Project Abstract Obesity and associated metabolic disorders are a major health care crisis that affect millions of people worldwide and have no long-term treatment. Most of our current knowledge on how cells regulate their metabolism has been obtained using single gene-driven hypothesis. However, obesity like many other diseases is a polygenic disorder, in which multiple genes interact, contributing to phenotype, which makes it impossible to establish the causative allele. If we are to make any headway towards curing obesity and metabolic diseases during this century, we need bold, creative ideas to tackle cellular pathways as oppose to individual genes that take advantage of cutting-edge high-throughput approaches. As of 2016, over 1.9 billion adults worldwide were estimated to be overweight and 650 million adults to be obese. Obesity is classically characterized by pathological development and differentiation of adipose tissue, which is a key energy storage organ in the body. Adipose tissue stores energy in lipid droplets- until recently unappreciated cellular organelles with complex and dynamic functions. Lipid droplets can drastically change in size as a response to changed calorie intake or metabolism. Since currently FDA-approved anti-obesity drugs act on appetite or metabolism regulation and not on adipose tissue lipids directly, we need to identify pathways responsible for lipid droplet biogenesis and breakdown to improve current therapeutics. Surprisingly, very little is known about the pathways that affect lipid droplets in humans. I will use a CRISPR system to establish a novel high-throughput high-content screening platform in differentiated adipocytes. Since most lipid modifying genes have been discovered in non-mammalian model systems such as C. elegans, Drosophila and S. cerevisiae using siRNA approaches, I aim to develop a novel superior CRISPR screening platform in mammalian system. I will take advantage of inducible CRISPRi mouse our lab has developed to perform a single and dual genetic perturbation screen in primary adipocytes. Thus, my proposed research strategy will illuminate not only new genes but importantly genetic interactions and pathways responsible for formation and breakdown of lipid droplets and provide new targets for anti-obesity therapy.

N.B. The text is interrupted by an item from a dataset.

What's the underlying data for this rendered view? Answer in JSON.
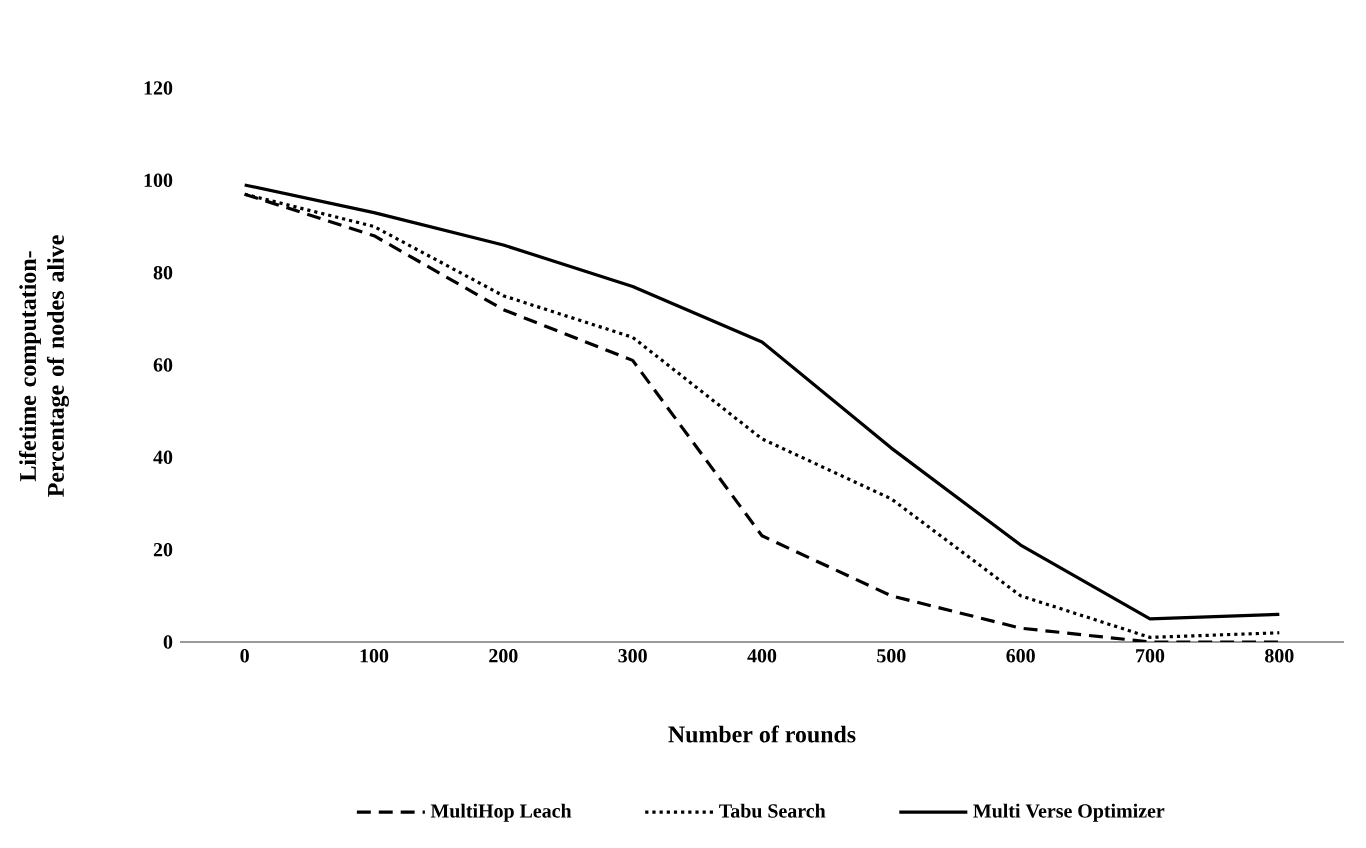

项目摘要 肥胖和相关代谢紊乱是影响全世界数百万人的重大医疗保健危机 并且没有长期治疗。我们目前关于细胞如何调节新陈代谢的大部分知识 是使用单基因驱动的假设获得的。然而，肥胖像许多其他疾病一样是多基因的 疾病，其中多个基因相互作用，导致表型，这使得不可能建立 致病等位基因。如果我们要在此期间在治疗肥胖和代谢疾病方面取得任何进展 本世纪，我们需要大胆、有创意的想法来解决细胞途径，而不是单独的基因 尖端高通量方法的优势。 截至 2016 年，全球估计有超过 19 亿成年人超重，6.5 亿成年人肥胖。 肥胖的典型特征是脂肪组织的病理发育和分化，这是一种 体内重要的能量储存器官。脂肪组织将能量储存在脂滴中——直到最近才被人们认识到 具有复杂和动态功能的细胞器。脂滴的大小可以发生剧烈变化 对热量摄入或新陈代谢变化的反应。由于目前 FDA 批准的抗肥胖药物作用于 食欲或代谢调节而不是直接影响脂肪组织脂质，我们需要确定途径 负责脂滴的生物合成和分解，以改善当前的治疗方法。令人惊讶的是，很少 已知影响人类脂滴的途径。 我将利用CRISPR系统建立一个新型的高通量高内涵的差异化筛选平台 脂肪细胞。由于大多数脂质修饰基因是在非哺乳动物模型系统中发现的，例如 使用 siRNA 方法对秀丽隐杆线虫、果蝇和酿酒酵母进行研究，我的目标是开发一种新型的卓越 CRISPR 哺乳动物系统中的筛选平台。我将利用我们实验室拥有的诱导型 CRISPRi 小鼠 开发用于在原代脂肪细胞中进行单基因扰动和双基因扰动筛选。因此，我提出的 研究策略不仅将阐明新基因，而且重要的是遗传相互作用和途径 负责脂滴的形成和分解，并为抗肥胖治疗提供新的靶点。